Monday, May 26, 2008

Dead Birds Reported In Minnesota In April

Late April was a tricky weather month in Minnesota for birds. Cold temperatures and heavy snows created harsh feeding conditions for insectivores just arriving from migration. From the Minneapolis Star Tribune:

The Minnesota DNR received numerous reports of dead swallows, bluebirds, sparrows, robins and warblers. Because of the cold spring, migrating songbirds found few insects when they arrived. Then the late-April snow hit in northern Minnesota. Birds that eat insects couldn't find food, and some starved.

In Brainerd, 19 dead swallows were found in nine different nest boxes. There were 27 more swallows and two bluebirds found dead in nest boxes at Crow Wing State Park,

“Citizens can help by putting out meal worms for bluebirds and other worm-eating birds. Unfortunately, there isn't anything we can do for the swallows that rely on flying insects for their main food source,” Henderson said. “Temperatures above 60 for a period of two to three days should produce enough insects to revive birds currently in peril.“

Conrad Christiansen, retired DNR biologist, said migrating birds are always pushing the snowline.

“Birds such as woodcock return about mid March,” Christiansen said. “If we experience a heavy, late snowfall some birds will suffer.“

However, some remained skeptical, according to an article in the River Valley Outdoors:

I still remain puzzled by the report. Gaylord Perry, co-owner of Wild Birds Unlimited in Onalaska, WI, agrees the DNR may be jumping to conclusion with out looking at all the facts.

Perry agrees it may be a possibility the birds are dying from starvation, but is quick to point out that most insect-eating birds will also eat seed and fruit.

“They not only eat insects, but will eat seed as long as it’s out of the shell,” he said. “They’re also fruit eaters.”

Perry said he was skeptical about bluebirds eating seeds until one of his customer brought in a photo to prove it.

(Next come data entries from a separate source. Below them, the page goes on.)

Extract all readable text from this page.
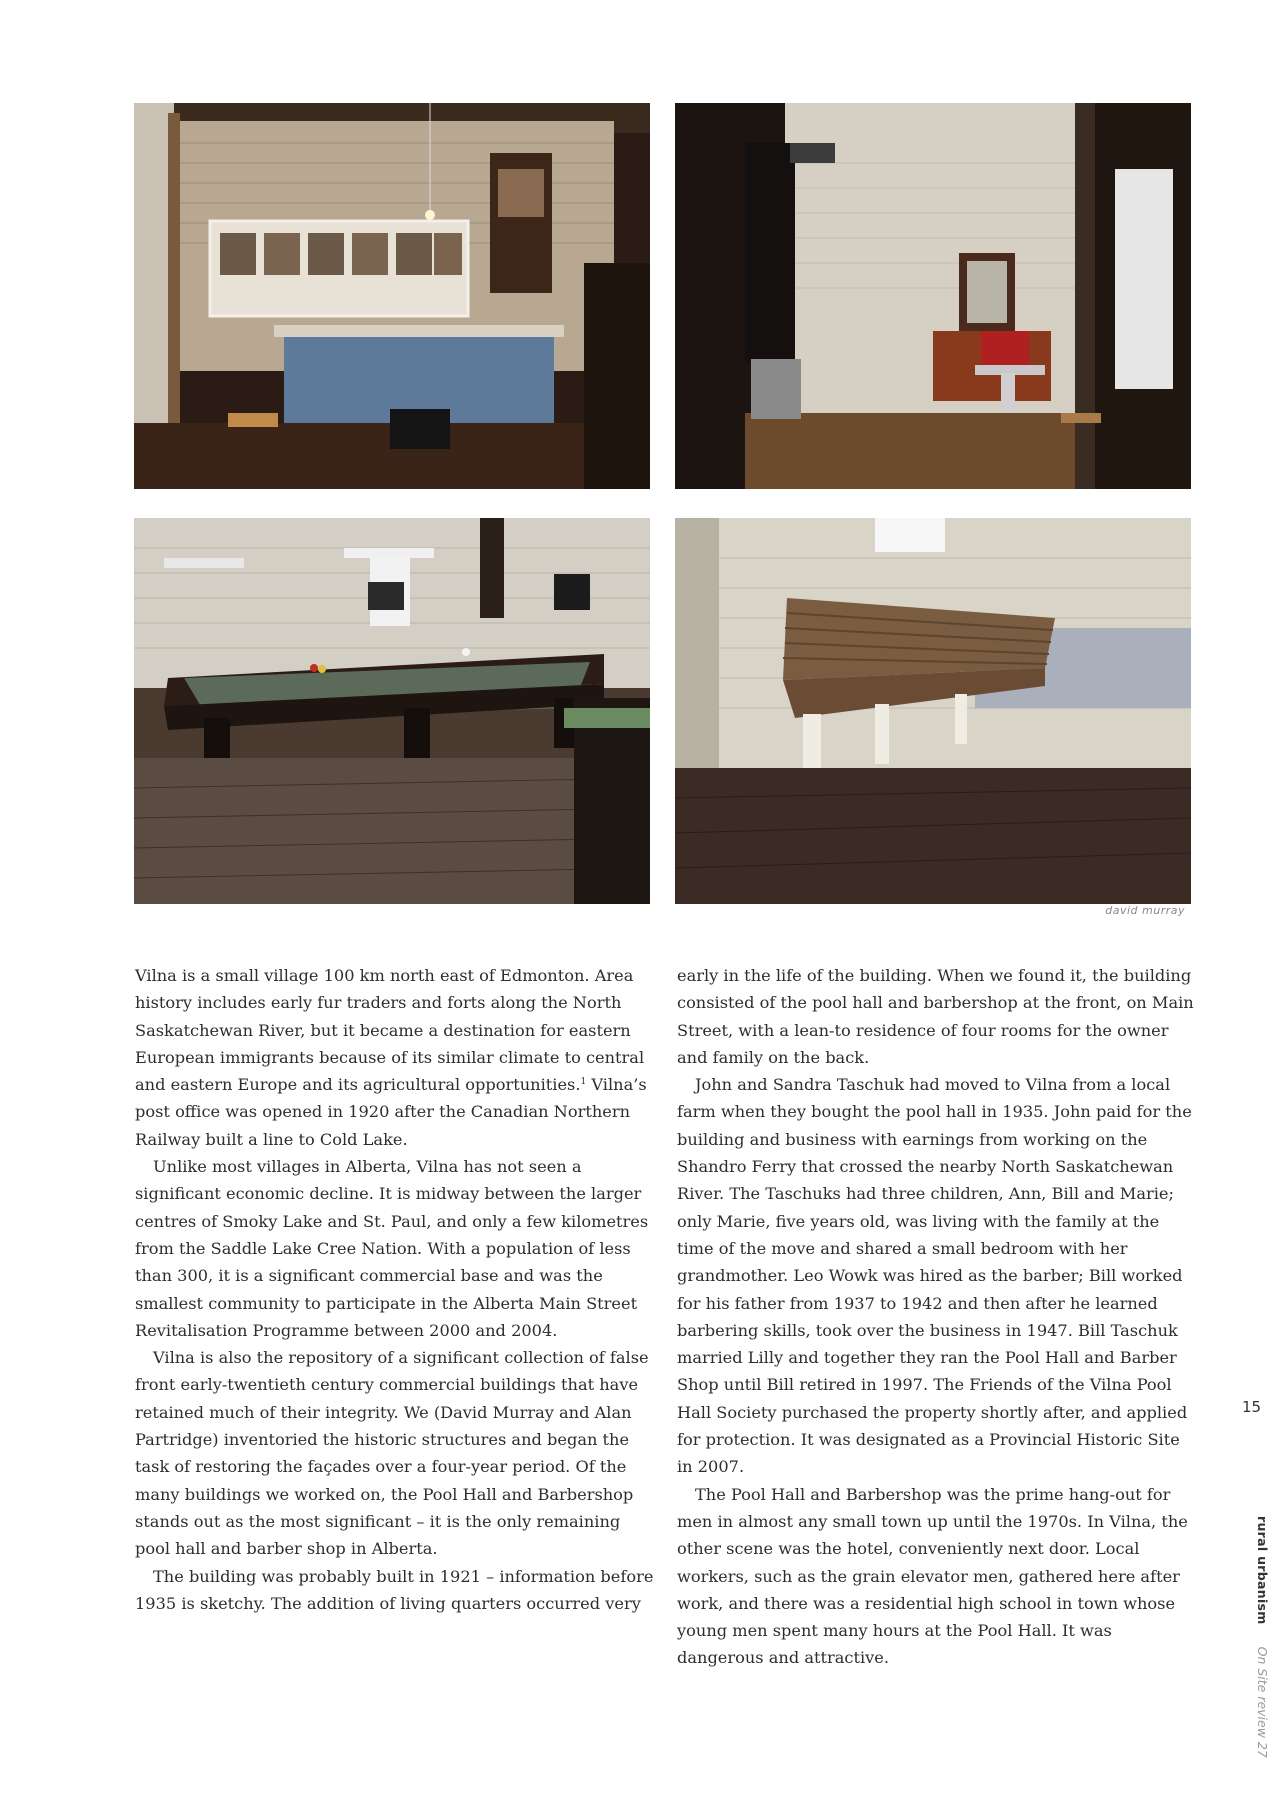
david murray

Vilna is a small village 100 km north east of Edmonton. Area history includes early fur traders and forts along the North Saskatchewan River, but it became a destination for eastern European immigrants because of its similar climate to central and eastern Europe and its agricultural opportunities.$^1$ Vilna’s post office was opened in 1920 after the Canadian Northern Railway built a line to Cold Lake.

Unlike most villages in Alberta, Vilna has not seen a significant economic decline. It is midway between the larger centres of Smoky Lake and St. Paul, and only a few kilometres from the Saddle Lake Cree Nation. With a population of less than 300, it is a significant commercial base and was the smallest community to participate in the Alberta Main Street Revitalisation Programme between 2000 and 2004.

Vilna is also the repository of a significant collection of false front early-twentieth century commercial buildings that have retained much of their integrity. We (David Murray and Alan Partridge) inventoried the historic structures and began the task of restoring the façades over a four-year period. Of the many buildings we worked on, the Pool Hall and Barbershop stands out as the most significant – it is the only remaining pool hall and barber shop in Alberta.

The building was probably built in 1921 – information before 1935 is sketchy. The addition of living quarters occurred very

early in the life of the building. When we found it, the building consisted of the pool hall and barbershop at the front, on Main Street, with a lean-to residence of four rooms for the owner and family on the back.

John and Sandra Taschuk had moved to Vilna from a local farm when they bought the pool hall in 1935. John paid for the building and business with earnings from working on the Shandro Ferry that crossed the nearby North Saskatchewan River. The Taschuks had three children, Ann, Bill and Marie; only Marie, five years old, was living with the family at the time of the move and shared a small bedroom with her grandmother. Leo Wowk was hired as the barber; Bill worked for his father from 1937 to 1942 and then after he learned barbering skills, took over the business in 1947. Bill Taschuk married Lilly and together they ran the Pool Hall and Barber Shop until Bill retired in 1997. The Friends of the Vilna Pool Hall Society purchased the property shortly after, and applied for protection. It was designated as a Provincial Historic Site in 2007.

The Pool Hall and Barbershop was the prime hang-out for men in almost any small town up until the 1970s. In Vilna, the other scene was the hotel, conveniently next door. Local workers, such as the grain elevator men, gathered here after work, and there was a residential high school in town whose young men spent many hours at the Pool Hall. It was dangerous and attractive.

15
rural urbanismOn Site review 27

“When I asked them what they were feeding the bluebirds, the customer said our garden mix,” Perry said. “Sure, everything is out of the shell in that mix.”

Rather than starvation, could the birds found in the nest boxes have died from exposure from the cold, or from predation?

Perry says those are certainly possibilities and that’s why he remains very skeptical about the report.